Patty's back, this time with a tale of culinary experimentation that threatens to revolutionize the preparation of one of Italy's most beloved of dishes: Lasagna.
A couple of years ago I decided to make cannelloni for 60 people. Since these tasty little suckers can be on the small side I decided to have three for each guest. This entailed cooking 180 pieces of dry lasagna noodles and then wrapping them up with a chicken, ricotta and spinach mixture then baking them with sauce. After preparing this for umpteen hours and serving it, I realized I could have made more money an hour volunteering at a soup kitchen. The experience was so traumatizing I vowed never to cook a lasagna noodle again.

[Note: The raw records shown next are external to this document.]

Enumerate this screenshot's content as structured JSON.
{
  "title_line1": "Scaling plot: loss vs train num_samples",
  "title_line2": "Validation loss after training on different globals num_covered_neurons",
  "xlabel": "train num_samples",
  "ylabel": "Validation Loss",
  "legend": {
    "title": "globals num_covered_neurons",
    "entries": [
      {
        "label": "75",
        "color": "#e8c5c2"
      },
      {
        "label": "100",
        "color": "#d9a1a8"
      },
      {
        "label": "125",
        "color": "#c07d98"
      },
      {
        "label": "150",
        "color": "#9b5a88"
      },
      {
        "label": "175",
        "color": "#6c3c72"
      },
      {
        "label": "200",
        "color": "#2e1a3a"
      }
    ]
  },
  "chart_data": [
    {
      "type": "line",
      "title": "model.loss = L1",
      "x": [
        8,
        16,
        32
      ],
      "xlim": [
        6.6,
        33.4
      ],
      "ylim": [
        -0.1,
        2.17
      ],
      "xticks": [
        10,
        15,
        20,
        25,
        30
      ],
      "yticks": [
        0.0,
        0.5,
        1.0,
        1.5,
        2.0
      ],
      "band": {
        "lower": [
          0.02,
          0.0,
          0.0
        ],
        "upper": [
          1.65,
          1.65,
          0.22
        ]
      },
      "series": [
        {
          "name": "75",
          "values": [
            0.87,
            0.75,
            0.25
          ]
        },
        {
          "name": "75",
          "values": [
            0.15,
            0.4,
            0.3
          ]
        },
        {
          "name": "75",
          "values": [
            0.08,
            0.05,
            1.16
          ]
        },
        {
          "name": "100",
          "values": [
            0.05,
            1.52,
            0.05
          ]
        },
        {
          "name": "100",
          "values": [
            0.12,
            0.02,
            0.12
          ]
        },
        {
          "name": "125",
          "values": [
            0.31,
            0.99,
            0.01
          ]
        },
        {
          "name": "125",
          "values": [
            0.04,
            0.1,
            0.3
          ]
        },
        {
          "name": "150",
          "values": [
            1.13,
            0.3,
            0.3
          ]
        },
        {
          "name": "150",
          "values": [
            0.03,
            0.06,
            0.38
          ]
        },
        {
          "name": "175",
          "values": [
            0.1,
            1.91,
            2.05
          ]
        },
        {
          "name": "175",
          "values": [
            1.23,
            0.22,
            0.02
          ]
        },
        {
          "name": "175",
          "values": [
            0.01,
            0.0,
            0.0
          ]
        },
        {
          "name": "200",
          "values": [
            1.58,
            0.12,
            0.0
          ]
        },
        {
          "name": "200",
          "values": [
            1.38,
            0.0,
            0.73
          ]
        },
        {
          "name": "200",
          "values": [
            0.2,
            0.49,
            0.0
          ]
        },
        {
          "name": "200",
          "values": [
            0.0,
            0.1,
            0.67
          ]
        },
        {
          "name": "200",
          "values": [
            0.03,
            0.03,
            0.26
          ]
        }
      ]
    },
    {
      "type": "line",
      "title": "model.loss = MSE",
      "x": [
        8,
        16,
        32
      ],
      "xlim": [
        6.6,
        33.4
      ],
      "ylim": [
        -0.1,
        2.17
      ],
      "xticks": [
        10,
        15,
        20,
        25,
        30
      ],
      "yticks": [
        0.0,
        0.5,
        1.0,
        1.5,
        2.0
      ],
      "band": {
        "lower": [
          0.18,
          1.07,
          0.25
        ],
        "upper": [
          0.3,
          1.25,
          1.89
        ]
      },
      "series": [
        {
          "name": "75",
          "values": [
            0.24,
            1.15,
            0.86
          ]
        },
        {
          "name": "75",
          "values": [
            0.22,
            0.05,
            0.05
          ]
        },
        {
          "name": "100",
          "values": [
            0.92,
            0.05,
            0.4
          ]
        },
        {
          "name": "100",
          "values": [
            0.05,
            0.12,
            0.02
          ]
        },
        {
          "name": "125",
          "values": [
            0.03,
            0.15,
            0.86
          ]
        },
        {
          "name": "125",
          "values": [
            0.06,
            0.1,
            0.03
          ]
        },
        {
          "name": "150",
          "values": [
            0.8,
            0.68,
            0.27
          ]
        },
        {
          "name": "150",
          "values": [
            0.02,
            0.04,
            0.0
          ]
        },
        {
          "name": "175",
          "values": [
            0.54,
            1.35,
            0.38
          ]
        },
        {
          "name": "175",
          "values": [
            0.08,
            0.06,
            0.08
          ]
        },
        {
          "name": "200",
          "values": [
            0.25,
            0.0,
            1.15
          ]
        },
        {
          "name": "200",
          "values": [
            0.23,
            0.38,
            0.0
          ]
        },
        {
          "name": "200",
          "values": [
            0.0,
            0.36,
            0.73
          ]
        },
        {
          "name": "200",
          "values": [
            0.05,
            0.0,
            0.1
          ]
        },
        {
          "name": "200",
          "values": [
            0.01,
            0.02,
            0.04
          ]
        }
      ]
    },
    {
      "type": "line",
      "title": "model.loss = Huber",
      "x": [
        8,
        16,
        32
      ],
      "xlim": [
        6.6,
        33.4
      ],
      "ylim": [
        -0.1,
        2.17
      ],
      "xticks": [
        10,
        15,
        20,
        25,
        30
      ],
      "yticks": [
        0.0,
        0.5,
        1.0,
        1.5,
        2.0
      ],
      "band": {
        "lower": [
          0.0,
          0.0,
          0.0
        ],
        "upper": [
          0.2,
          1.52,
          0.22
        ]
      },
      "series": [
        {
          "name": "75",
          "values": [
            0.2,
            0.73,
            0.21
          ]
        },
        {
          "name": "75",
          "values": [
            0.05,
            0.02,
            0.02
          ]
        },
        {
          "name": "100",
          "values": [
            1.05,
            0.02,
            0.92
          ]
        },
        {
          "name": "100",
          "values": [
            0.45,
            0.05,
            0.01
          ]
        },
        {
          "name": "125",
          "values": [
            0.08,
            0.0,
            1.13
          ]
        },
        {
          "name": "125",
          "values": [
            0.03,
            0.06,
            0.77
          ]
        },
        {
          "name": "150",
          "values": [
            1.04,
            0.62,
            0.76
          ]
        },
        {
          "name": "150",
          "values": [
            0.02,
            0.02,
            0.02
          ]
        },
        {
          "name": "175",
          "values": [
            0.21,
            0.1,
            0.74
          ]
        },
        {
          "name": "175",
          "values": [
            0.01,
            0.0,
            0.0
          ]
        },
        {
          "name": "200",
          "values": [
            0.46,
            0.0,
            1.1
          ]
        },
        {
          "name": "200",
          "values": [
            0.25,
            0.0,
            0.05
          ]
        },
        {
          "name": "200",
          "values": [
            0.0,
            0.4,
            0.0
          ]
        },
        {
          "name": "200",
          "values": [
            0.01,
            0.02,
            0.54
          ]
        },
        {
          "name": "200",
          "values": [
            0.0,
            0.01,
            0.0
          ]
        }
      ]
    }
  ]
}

Only problem was I had three boxes of this personal kryptonite left.
As time went by the lasagna noodles were pushed further and further away. When we recently moved they were packed by my wife (Anita) and were set in plain view in our new kitchen. I started planting the seed to Anita that we could make lasagna if she cooked the noodles and I would make the meat sauce. Although her decision to marry me could be considered flawed she wasn’t falling for this devious proposal. Then it occurred to me: Don’t pre-cook the noodles.
The decision was made and there was no turning back. I mentioned it to a French chef friend of mine and we joked about the fact I’d be breaking my teeth on this crunchy cookie of lasagna. Deep down though I believed there was method to my madness. So I cooked a meat sauce for about ten minutes and heaped some of this in a ten inch pan. Then I started with a layer of dry uncooked lasagna and repeated another layer of sauce but this time with béchamel and mozzarella cheese. I made three layers of this and put foil over the pan and let cook for a half an hour. I took the foil off and added more cheese and baked it for ten more minutes. I then cut it in four and put one on the top of the other to make two. Voila!
When I had my first bite I looked at Anita and we both had huge shit eating grins on our face. Not only had it worked, it was the best damn lasagna we’d ever had. By cooking noodles in the sauce, the sauce had been incorporated into the noodle leaving every bite as good as the last. I apologize to the lasagna noodle. I ended up hating you because I didn’t understand you. I’ll tell you this much though, I’ll never make cannelloni again.